Et vogue la galère!
Par Aline LAHOUD

“Déchaîné”, c’est ainsi que la presse a qualifié le réquisitoire que dresse l’ex-ministre d’Etat, Pierre Hélou, contre le Premier ministre Rafic Hariri, accusé de “mener le pays à l’abîme en un temps record”.
Je ne sais pas si onze ans représentent, au Liban, un temps record. Ce que l’on sait, par contre, c’est que notre dégringolade a battu tous les records. La question serait donc de savoir, non pas si nous sommes au bord de l’abîme, mais quand nous allons y disparaître corps et biens. Avec un peu de chance et quelques pirouettes dont cheikh Rafic a le secret, ça ne saurait tarder.

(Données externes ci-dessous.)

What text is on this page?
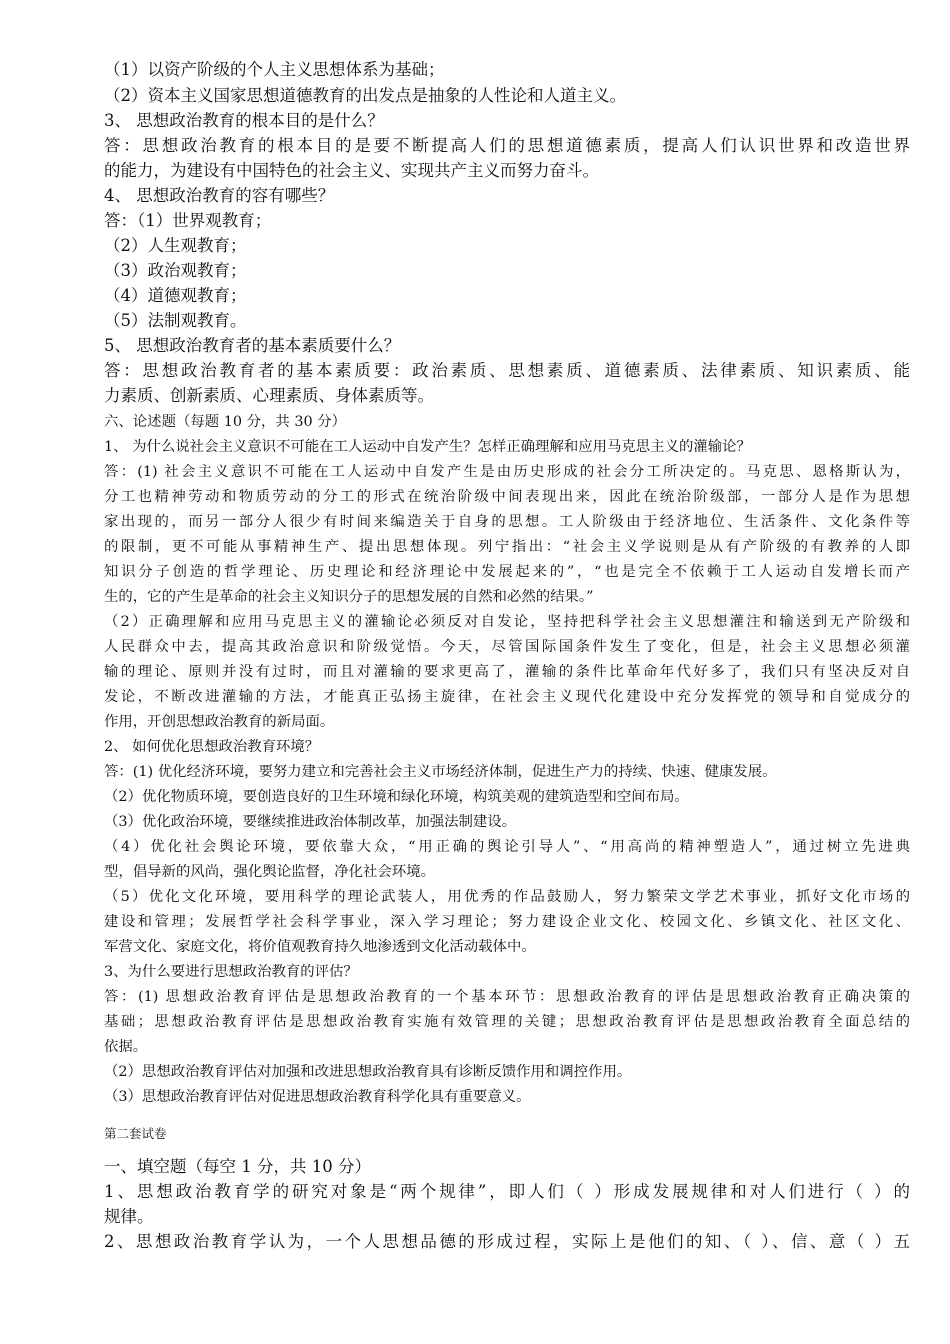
（1）以资产阶级的个人主义思想体系为基础；
（2）资本主义国家思想道德教育的出发点是抽象的人性论和人道主义。
3、 思想政治教育的根本目的是什么？
答：思想政治教育的根本目的是要不断提高人们的思想道德素质，提高人们认识世界和改造世界
的能力，为建设有中国特色的社会主义、实现共产主义而努力奋斗。
4、 思想政治教育的容有哪些？
答：（1）世界观教育；
（2）人生观教育；
（3）政治观教育；
（4）道德观教育；
（5）法制观教育。
5、 思想政治教育者的基本素质要什么？
答：思想政治教育者的基本素质要：政治素质、思想素质、道德素质、法律素质、知识素质、能
力素质、创新素质、心理素质、身体素质等。
六、论述题（每题 10 分，共 30 分）
1、 为什么说社会主义意识不可能在工人运动中自发产生？怎样正确理解和应用马克思主义的灌输论？
答：(1) 社会主义意识不可能在工人运动中自发产生是由历史形成的社会分工所决定的。马克思、恩格斯认为，
分工也精神劳动和物质劳动的分工的形式在统治阶级中间表现出来，因此在统治阶级部，一部分人是作为思想
家出现的，而另一部分人很少有时间来编造关于自身的思想。工人阶级由于经济地位、生活条件、文化条件等
的限制，更不可能从事精神生产、提出思想体现。列宁指出：“社会主义学说则是从有产阶级的有教养的人即
知识分子创造的哲学理论、历史理论和经济理论中发展起来的”，“也是完全不依赖于工人运动自发增长而产
生的，它的产生是革命的社会主义知识分子的思想发展的自然和必然的结果。”
（2）正确理解和应用马克思主义的灌输论必须反对自发论，坚持把科学社会主义思想灌注和输送到无产阶级和
人民群众中去，提高其政治意识和阶级觉悟。今天，尽管国际国条件发生了变化，但是，社会主义思想必须灌
输的理论、原则并没有过时，而且对灌输的要求更高了，灌输的条件比革命年代好多了，我们只有坚决反对自
发论，不断改进灌输的方法，才能真正弘扬主旋律，在社会主义现代化建设中充分发挥党的领导和自觉成分的
作用，开创思想政治教育的新局面。
2、 如何优化思想政治教育环境？
答：(1) 优化经济环境，要努力建立和完善社会主义市场经济体制，促进生产力的持续、快速、健康发展。
（2）优化物质环境，要创造良好的卫生环境和绿化环境，构筑美观的建筑造型和空间布局。
（3）优化政治环境，要继续推进政治体制改革，加强法制建设。
（4）优化社会舆论环境，要依靠大众，“用正确的舆论引导人”、“用高尚的精神塑造人”，通过树立先进典
型，倡导新的风尚，强化舆论监督，净化社会环境。
（5）优化文化环境，要用科学的理论武装人，用优秀的作品鼓励人，努力繁荣文学艺术事业，抓好文化市场的
建设和管理；发展哲学社会科学事业，深入学习理论；努力建设企业文化、校园文化、乡镇文化、社区文化、
军营文化、家庭文化，将价值观教育持久地渗透到文化活动载体中。
3、为什么要进行思想政治教育的评估？
答：(1) 思想政治教育评估是思想政治教育的一个基本环节：思想政治教育的评估是思想政治教育正确决策的
基础；思想政治教育评估是思想政治教育实施有效管理的关键；思想政治教育评估是思想政治教育全面总结的
依据。
（2）思想政治教育评估对加强和改进思想政治教育具有诊断反馈作用和调控作用。
（3）思想政治教育评估对促进思想政治教育科学化具有重要意义。
第二套试卷
一、填空题（每空 1 分，共 10 分）
1、思想政治教育学的研究对象是“两个规律”，即人们（ ）形成发展规律和对人们进行（ ）的
规律。
2、思想政治教育学认为，一个人思想品德的形成过程，实际上是他们的知、（ ）、信、意（ ）五
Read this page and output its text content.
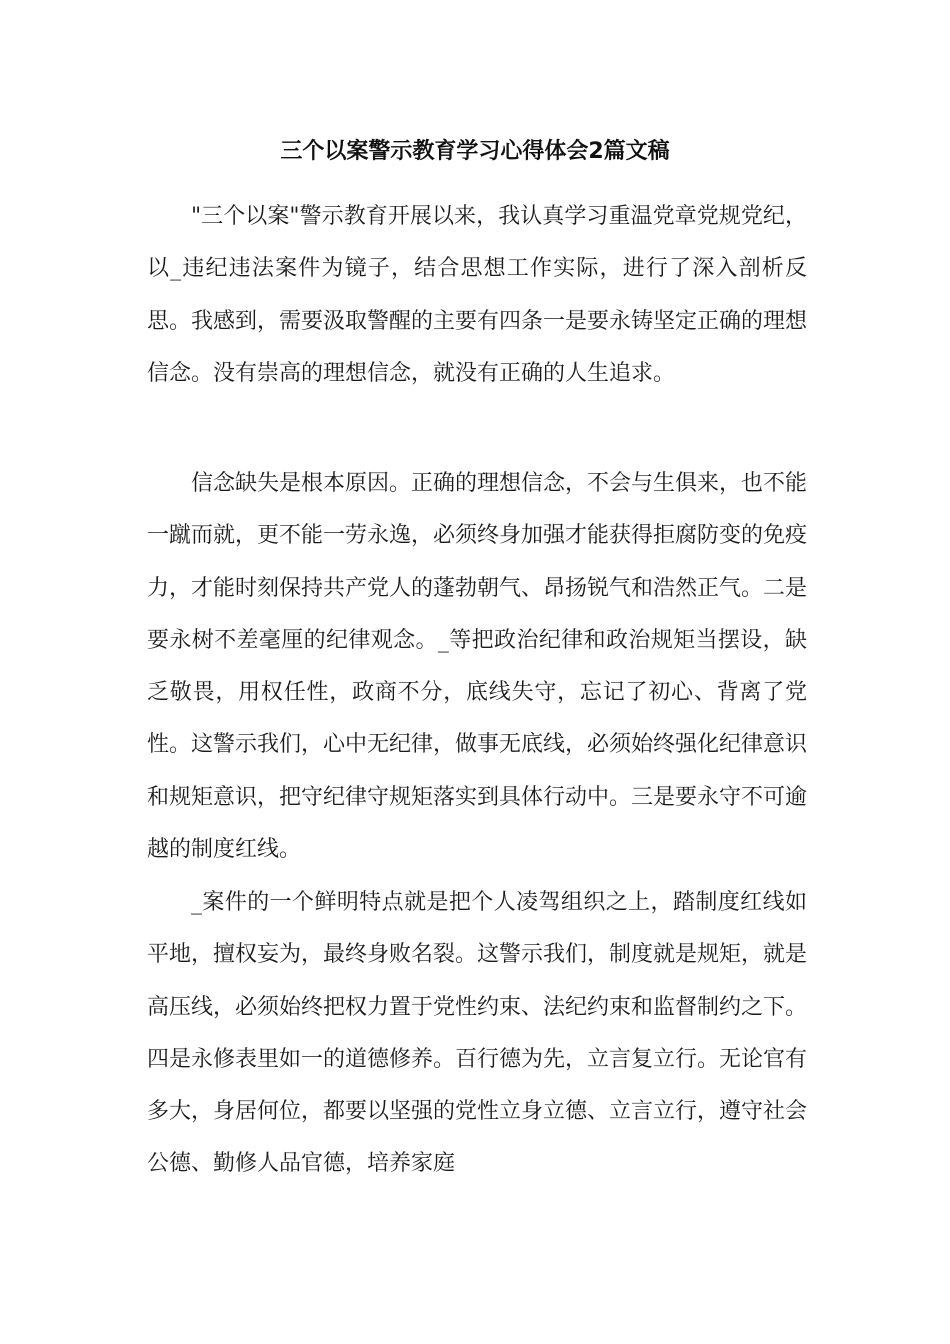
三个以案警示教育学习心得体会2篇文稿

"三个以案"警示教育开展以来，我认真学习重温党章党规党纪，以_违纪违法案件为镜子，结合思想工作实际，进行了深入剖析反思。我感到，需要汲取警醒的主要有四条一是要永铸坚定正确的理想信念。没有崇高的理想信念，就没有正确的人生追求。

信念缺失是根本原因。正确的理想信念，不会与生俱来，也不能一蹴而就，更不能一劳永逸，必须终身加强才能获得拒腐防变的免疫力，才能时刻保持共产党人的蓬勃朝气、昂扬锐气和浩然正气。二是要永树不差毫厘的纪律观念。_等把政治纪律和政治规矩当摆设，缺乏敬畏，用权任性，政商不分，底线失守，忘记了初心、背离了党性。这警示我们，心中无纪律，做事无底线，必须始终强化纪律意识和规矩意识，把守纪律守规矩落实到具体行动中。三是要永守不可逾越的制度红线。

_案件的一个鲜明特点就是把个人凌驾组织之上，踏制度红线如平地，擅权妄为，最终身败名裂。这警示我们，制度就是规矩，就是高压线，必须始终把权力置于党性约束、法纪约束和监督制约之下。四是永修表里如一的道德修养。百行德为先，立言复立行。无论官有多大，身居何位，都要以坚强的党性立身立德、立言立行，遵守社会公德、勤修人品官德，培养家庭
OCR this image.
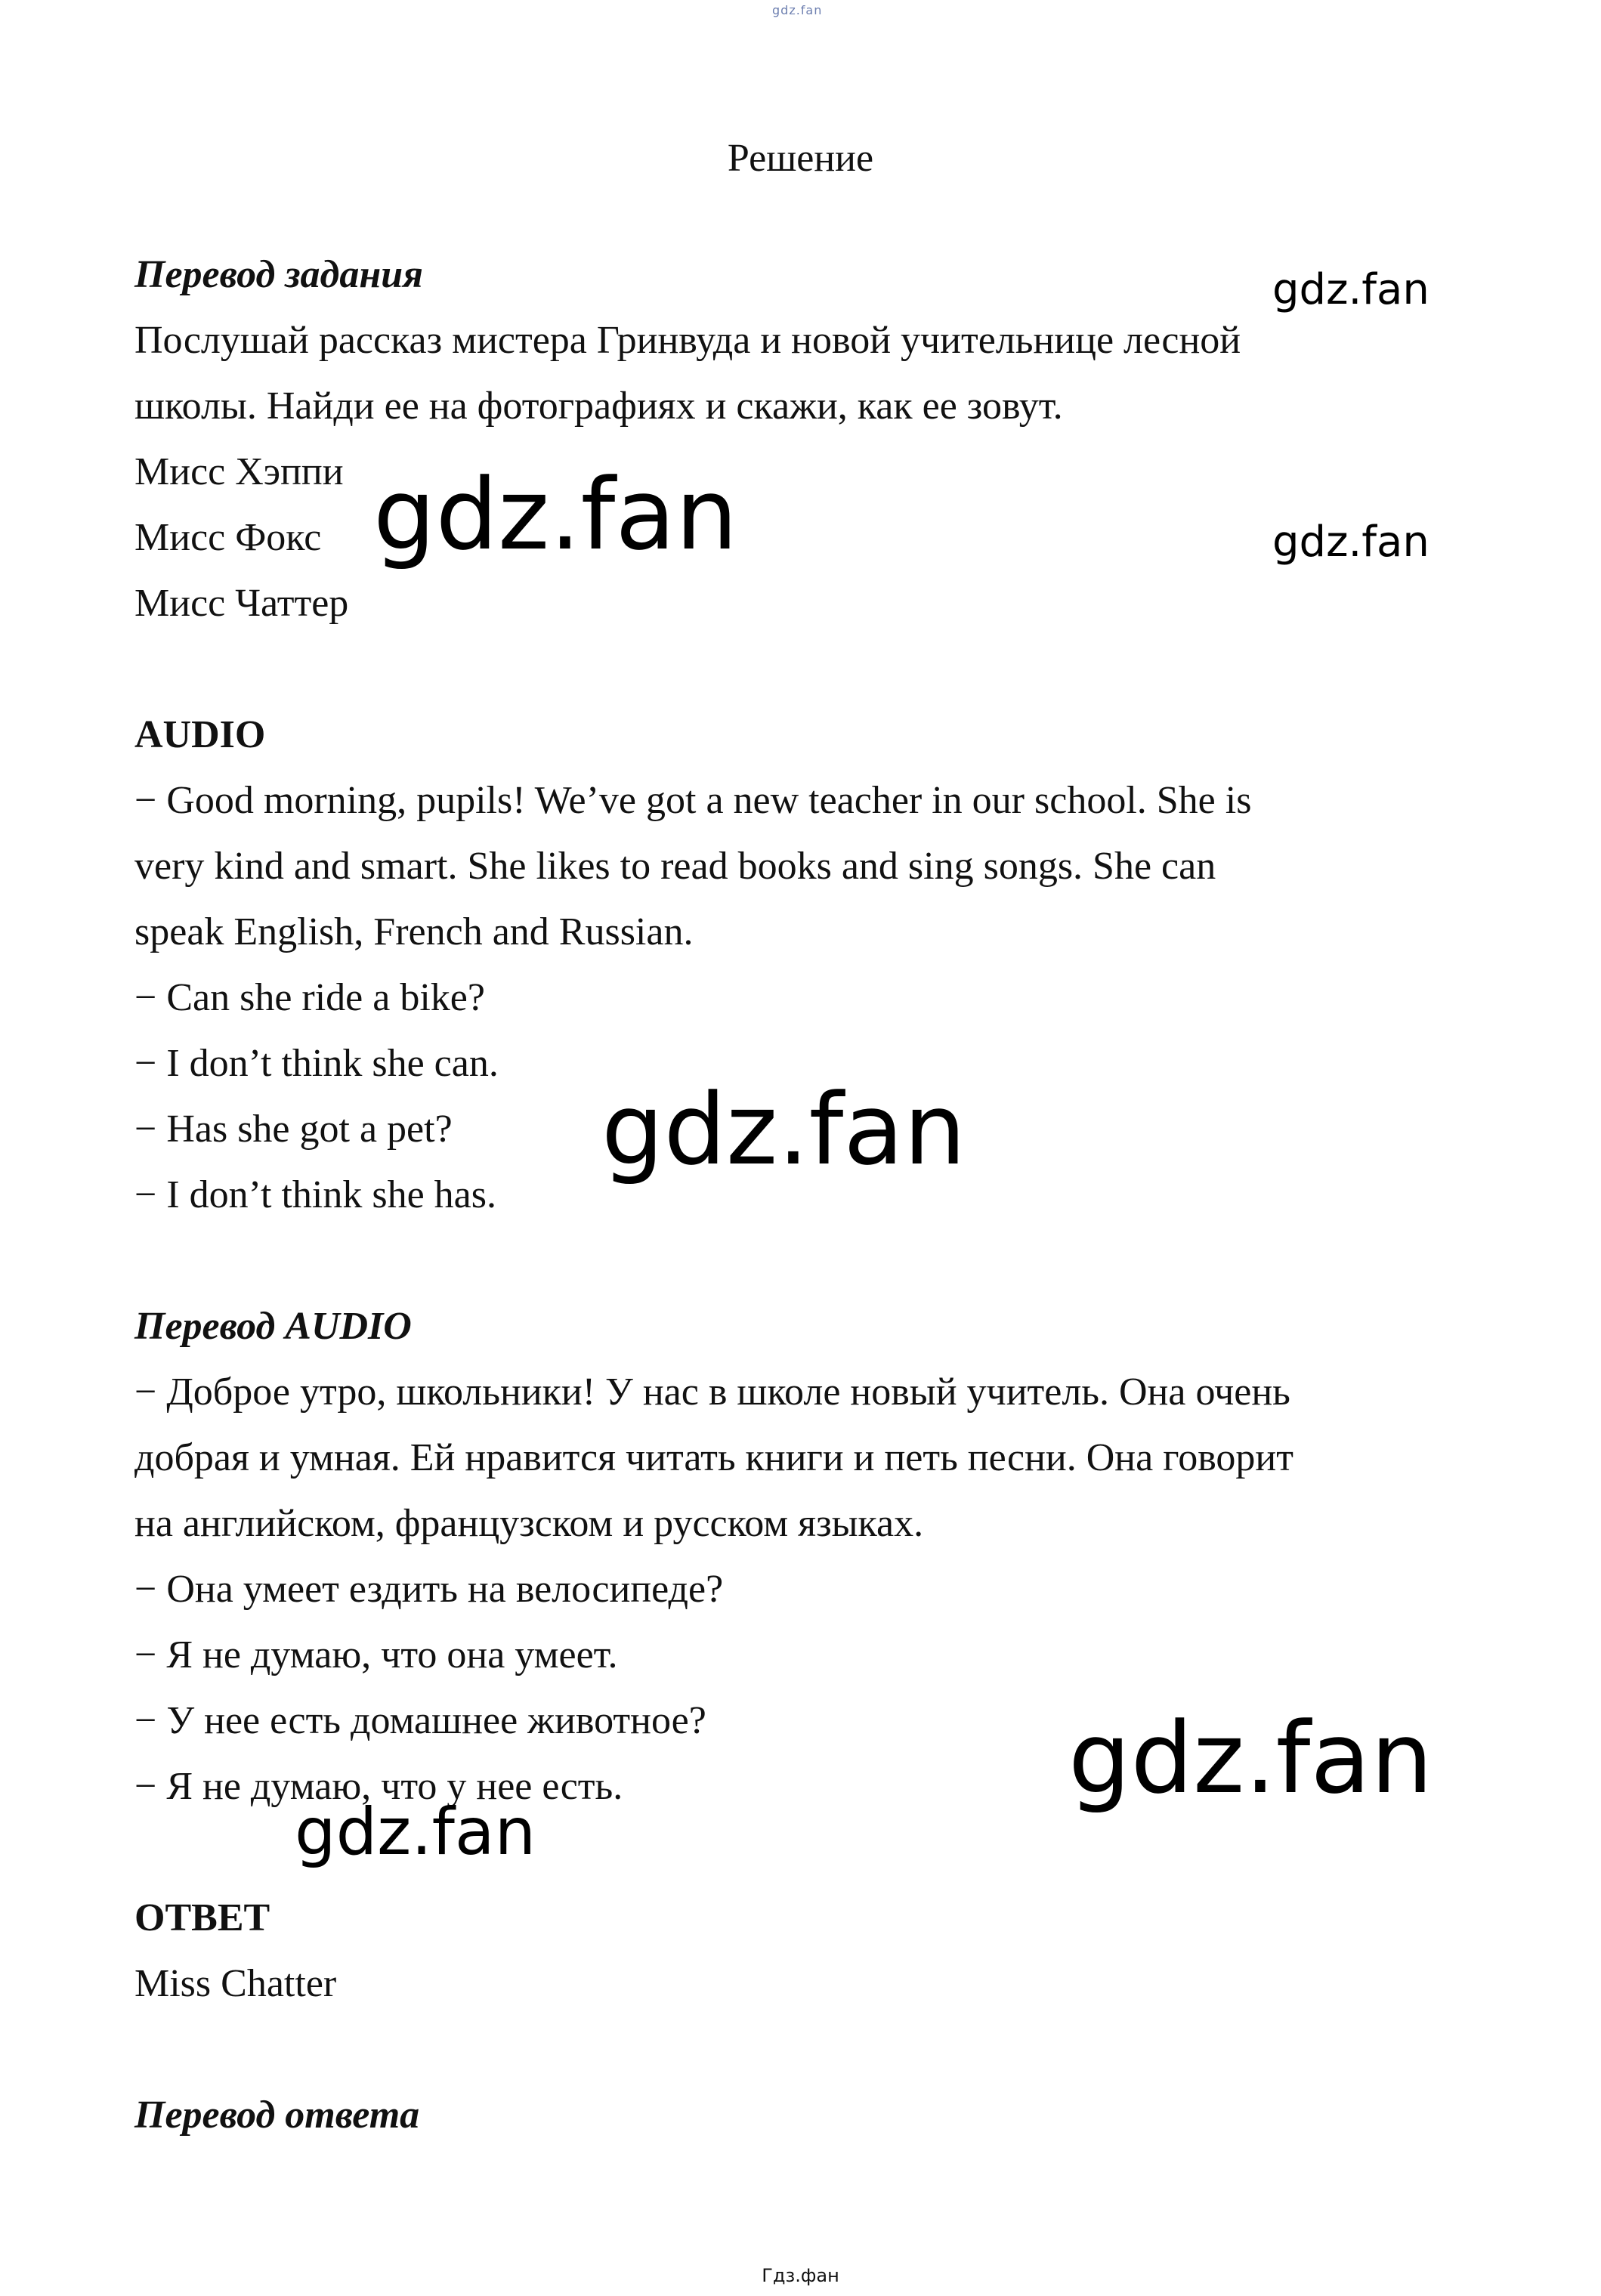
gdz.fan
Решение

Перевод задания

Послушай рассказ мистера Гринвуда и новой учительнице лесной

школы. Найди ее на фотографиях и скажи, как ее зовут.

Мисс Хэппи

Мисс Фокс

Мисс Чаттер

AUDIO

− Good morning, pupils! We’ve got a new teacher in our school. She is

very kind and smart. She likes to read books and sing songs. She can

speak English, French and Russian.

− Can she ride a bike?

− I don’t think she can.

− Has she got a pet?

− I don’t think she has.

Перевод AUDIO

− Доброе утро, школьники! У нас в школе новый учитель. Она очень

добрая и умная. Ей нравится читать книги и петь песни. Она говорит

на английском, французском и русском языках.

− Она умеет ездить на велосипеде?

− Я не думаю, что она умеет.

− У нее есть домашнее животное?

− Я не думаю, что у нее есть.

ОТВЕТ

Miss Chatter

Перевод ответа

gdz.fan
gdz.fan	gdz.fan
gdz.fan
gdz.fan
gdz.fan
Гдз.фан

On dit que notre Premier ministre est un virtuose de la finance et de l’économie, témoin la fortune colossale qu’il s’est taillée bien avant son accession au pouvoir, il est vrai et qui, Dieu merci, n’a pas eu à souffrir de sa présence aux affaires. Touchons du bois. Cela explique-t-il la multiplication de la dette publique, passant de 500 millions de dollars avant Taëf, à 35 milliards à l’heure actuelle? “En l’an 2000, explique le député d’Aley, le montant de cette dette s’élevait à 24 milliards; il dépasse aujourd’hui les 32 milliards et si les dettes échues sont remboursées, la dette globale s’élèvera à 35 milliards”...
Ce qui fait en simple arithmétique, 11 milliards en deux ans et cinq mois. A ce train-là nous atteindrons, très bientôt, le budget réclamé par George W. Bush au Congrès pour la seconde guerre du Golfe, ayant déjà dépassé le coût évalué pour la reconstruction de l’Irak et ce, sans 6ème, 7ème ou 8ème flottes, sans chars Abrams et Bradley, sans F117, sans marine’s et sans Condoleezza Rice.
Inutile de demander où est passée cette somme fabuleuse?
D’abord, personne en haut lieu, ne daignera perdre son temps à nous répondre. Ensuite, au cas où l’on consentirait à nous l’expliquer, on fera donner la garde. Autrement dit, Fouad-le-bien-aimé (Sanioura pour l’Etat civil) qui nous accablera de chiffres aussi incompréhensibles que manipulés, d’où il ressortira que nous ne tarderons plus à poser pour la photo de famille des G8.
En attendant la couronne de lauriers ou celle des martyrs, nous sommes priés de jeter un regard émerveillé et attendri sur le centre-ville où Solidere jongle avec les millions et où les chevaliers à la triste figure, avant-garde des troupes de choc de Koraytem, sèment le vent pour nous faire récolter la tempête. Et vogue la galère! La leur. Car la nôtre est en train de reconstituer, en modèle réduit, le dernier quart d’heure du Titanic.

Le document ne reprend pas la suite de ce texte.